3. Let people get to their seats. One of the most annoying things about sitting any place other than the aisle is getting to your seat. Why? Because too often, the person sitting in the aisle will pull the retracted leg maneuver. They simply pull their feet back and look at you like it’s totally feasible for you to pass through 3 millimeters of space. In my case, my seatmate had legs so long, his knees hit the back of the chair in front of him. So when he was feeling generous, he’d simply pull his legs into the aisle. When he wasn’t, he’d look at me like his feet inching closer to his seat would give me enough space to pass. At one point, he even pretended to be asleep just seconds after snorting loudly as he woke from what I was hoping was a nightmare worse than the one I was experiencing during the flight. Don’t be a jerk: Get up and let other passengers get to their seats without inadvertently giving you a lap dance.

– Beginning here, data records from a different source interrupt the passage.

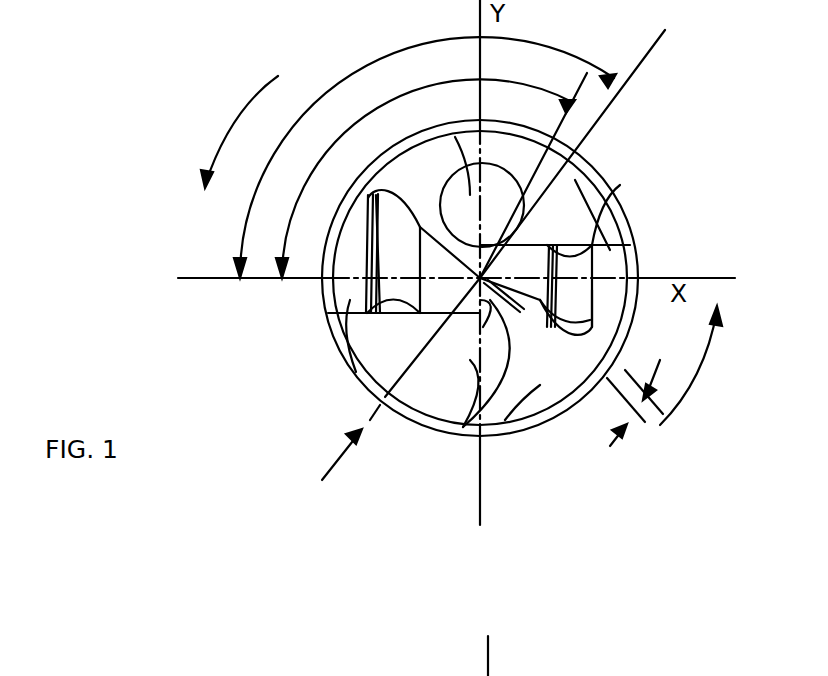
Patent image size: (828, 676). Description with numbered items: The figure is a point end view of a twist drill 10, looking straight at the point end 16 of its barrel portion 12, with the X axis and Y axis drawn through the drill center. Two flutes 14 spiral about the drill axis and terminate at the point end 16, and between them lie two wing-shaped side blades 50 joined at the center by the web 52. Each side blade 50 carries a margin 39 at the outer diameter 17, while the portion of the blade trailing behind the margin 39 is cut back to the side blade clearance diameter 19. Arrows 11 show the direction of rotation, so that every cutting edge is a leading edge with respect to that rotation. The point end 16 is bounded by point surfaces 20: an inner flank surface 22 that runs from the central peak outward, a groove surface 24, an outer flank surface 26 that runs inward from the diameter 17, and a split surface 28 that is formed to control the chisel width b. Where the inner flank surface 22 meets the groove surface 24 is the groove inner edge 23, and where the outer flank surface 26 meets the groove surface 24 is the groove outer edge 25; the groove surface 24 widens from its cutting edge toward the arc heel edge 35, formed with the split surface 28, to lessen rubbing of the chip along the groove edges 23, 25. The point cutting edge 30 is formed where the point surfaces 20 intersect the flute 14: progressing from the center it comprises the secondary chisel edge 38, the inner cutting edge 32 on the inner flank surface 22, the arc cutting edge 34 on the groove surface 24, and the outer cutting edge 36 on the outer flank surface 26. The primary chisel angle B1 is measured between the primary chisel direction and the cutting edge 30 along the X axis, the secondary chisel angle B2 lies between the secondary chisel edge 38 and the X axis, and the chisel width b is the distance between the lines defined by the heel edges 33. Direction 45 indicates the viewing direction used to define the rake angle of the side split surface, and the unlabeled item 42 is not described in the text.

The twist drill 10 is at (432, 444).
The arrows indicating direction of rotation 11 is at (262, 82).
The barrel portion 12 is at (620, 234).
The flutes 14 is at (356, 372).
The point end 16 is at (494, 280).
The diameter 17 is at (326, 312).
The side blade clearance diameter 19 is at (615, 360).
The point surfaces 20 is at (428, 160).
The inner flank surface 22 is at (492, 312).
The groove inner edge 23 is at (549, 296).
The groove surface 24 is at (370, 196).
The groove outer edge 25 is at (594, 292).
The outer flank surface 26 is at (350, 256).
The split surface 28 is at (462, 134).
The point cutting edge 30 is at (416, 322).
The inner cutting edge 32 is at (530, 208).
The heel edges 33 is at (432, 214).
The arc cutting edge 34 is at (398, 312).
The arc heel edge 35 is at (510, 355).
The outer cutting edge 36 is at (335, 334).
The secondary chisel edge 38 is at (473, 228).
The margins 39 is at (635, 252).
The clearance surface 42 is at (350, 346).
The viewing direction 45 is at (334, 458).
The side blades 50 is at (360, 220).
The web 52 is at (490, 358).
The primary chisel angle B1 is at (425, 178).
The secondary chisel angle B2 is at (425, 153).
The chisel width b is at (635, 403).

4. Respect your seatmate’s personal space. I remember during my college years, when the recession had slowed down business travel, I’d often board an almost completely empty plane and have an entire row to myself. Those days are long gone. The economy class cabin is a small space and no matter how much extra legroom you pay for, you’re still going to have to sit next to people. Be mindful of their personal space. For example, if you’re sitting in the aisle and have a neighbor in the middle seat, don’t toss your arms over both armrests like you’re Joffrey Baratheon sitting on the Iron Throne. Or practically fall on your neighbor as you’re drifting off to sleep. It’s not fun to have to think about other people’s comfort when you’re traveling, but outside of chartering a private jet, there’s no other option.
After getting booted from the aisle seat, I made my way back to my old seat. That’s when my seatmate started shifting around and grabbed his oversized
tent blanket. He threw it over himself and went out cold, invading my armrest with his elbow, which dangled off the edge like I wasn’t even sitting next to him. His blanket was practically covering my entire left arm! So I nudged his elbow away, tossed his blanket back, and let him know about my frustration with, “Go ahead and invade me space. I’ve got tons of room here in the coveted middle seat.” He was completely unbothered and simply continued to pretend to be asleep (narcoleptics don’t fall asleep this fast).
It went on like this throughout the flight: Me having to fight for my personal space, calling him out on it, and him being completely unbothered. Even after we landed, he blocked the aisle while he grabbed his laptop bag from the overhead bin, placed it on his chair, put his laptop in, and rummaged through bag – all at a leisurely pace with complete disregard for the people behind him who were tapping their feet and sighing with annoyance.
The moral of the story? Don’t be the seatmate from hell. Respect other people’s space, try to be mildly polite, and remember you’re basically taking public transportation – you’re not the only person on the plane.
Have you ever sat next to an especially difficult person in a plane? Which habits from your passengers annoy you the most?